Das Bundespolizeiorchester München gab am Samstag ein Benefizkonzert in der Hochschule für Musik und Kunst. Damit setzte sie einen bewussten Akzent.

Stuttgart - Blaue Uniformen, schwarz schimmernde Kleider, Sekt und Laugengebäck. Vor und in dem Gebäude der Staatlichen Hochschule für Musik und Kunst sichern bewaffnete Bundespolizisten am Samstagabend die Veranstaltung. Innen, im Konzertsaal, findet das Benefizkonzert der Bundespolizei Stuttgart und des Rotary Clubs Sindelfingen unter dem Motto „Alle Menschen werden Brüder“ zugunsten von Flüchtlingen statt.
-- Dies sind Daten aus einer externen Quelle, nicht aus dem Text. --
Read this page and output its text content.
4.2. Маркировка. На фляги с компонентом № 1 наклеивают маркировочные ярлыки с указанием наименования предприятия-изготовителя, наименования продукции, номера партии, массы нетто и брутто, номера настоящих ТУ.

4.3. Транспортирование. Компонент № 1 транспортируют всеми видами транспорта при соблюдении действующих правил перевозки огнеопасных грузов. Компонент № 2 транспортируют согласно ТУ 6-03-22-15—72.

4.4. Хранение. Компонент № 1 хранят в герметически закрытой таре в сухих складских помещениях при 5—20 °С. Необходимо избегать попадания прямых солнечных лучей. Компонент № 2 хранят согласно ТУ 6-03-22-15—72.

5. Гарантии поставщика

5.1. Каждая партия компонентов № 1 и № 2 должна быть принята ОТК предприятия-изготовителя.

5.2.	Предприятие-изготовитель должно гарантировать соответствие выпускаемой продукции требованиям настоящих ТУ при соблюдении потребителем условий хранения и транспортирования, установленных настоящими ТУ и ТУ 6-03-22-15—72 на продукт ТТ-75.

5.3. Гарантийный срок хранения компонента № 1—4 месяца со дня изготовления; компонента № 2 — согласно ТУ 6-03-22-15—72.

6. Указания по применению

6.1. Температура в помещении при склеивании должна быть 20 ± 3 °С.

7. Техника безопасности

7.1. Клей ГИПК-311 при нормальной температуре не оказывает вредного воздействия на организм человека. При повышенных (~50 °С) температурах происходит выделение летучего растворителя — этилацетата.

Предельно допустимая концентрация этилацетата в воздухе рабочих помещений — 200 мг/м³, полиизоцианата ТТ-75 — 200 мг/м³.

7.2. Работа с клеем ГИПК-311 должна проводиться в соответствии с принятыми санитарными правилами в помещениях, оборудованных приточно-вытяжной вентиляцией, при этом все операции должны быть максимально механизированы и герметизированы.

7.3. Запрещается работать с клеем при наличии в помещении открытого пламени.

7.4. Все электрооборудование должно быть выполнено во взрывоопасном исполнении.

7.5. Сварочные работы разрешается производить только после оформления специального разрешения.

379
Gemeinsam mit dem Bundespolizeiorchester München spielt der syrische Komponist und Musiker Samir Mansour. Für die Veranstaltung arrangierte er eigens eine Komposition für Oud, einer Kurzhalslaute aus dem Orient, und Bläserorchester. Auch der Verein Zuflucht Kultur ist an diesem Abend dabei.

Der Konzertabend schwankt zwischen Feierlichkeit und Betroffenheit

Die schockierenden Attentate in Paris liegen erst wenige Stunden zurück. Einige Sitze im Saal bleiben frei. „Viele Kollegen befinden sich gerade an der französischen Grenze und können heute nicht hier sein“, sagt der Leiter der Bundespolizeiinspektion Stuttgart Reinhard Pürkenauer. Er eröffnet den Abend mit einer Schweigeminute in Gedenken an die Opfer von Paris. Der Konzertabend schwankt zwischen Feierlichkeit, Betroffenheit und dem Versuch der Redner, den Abend in die vergangenen Geschehnisse einzuordnen.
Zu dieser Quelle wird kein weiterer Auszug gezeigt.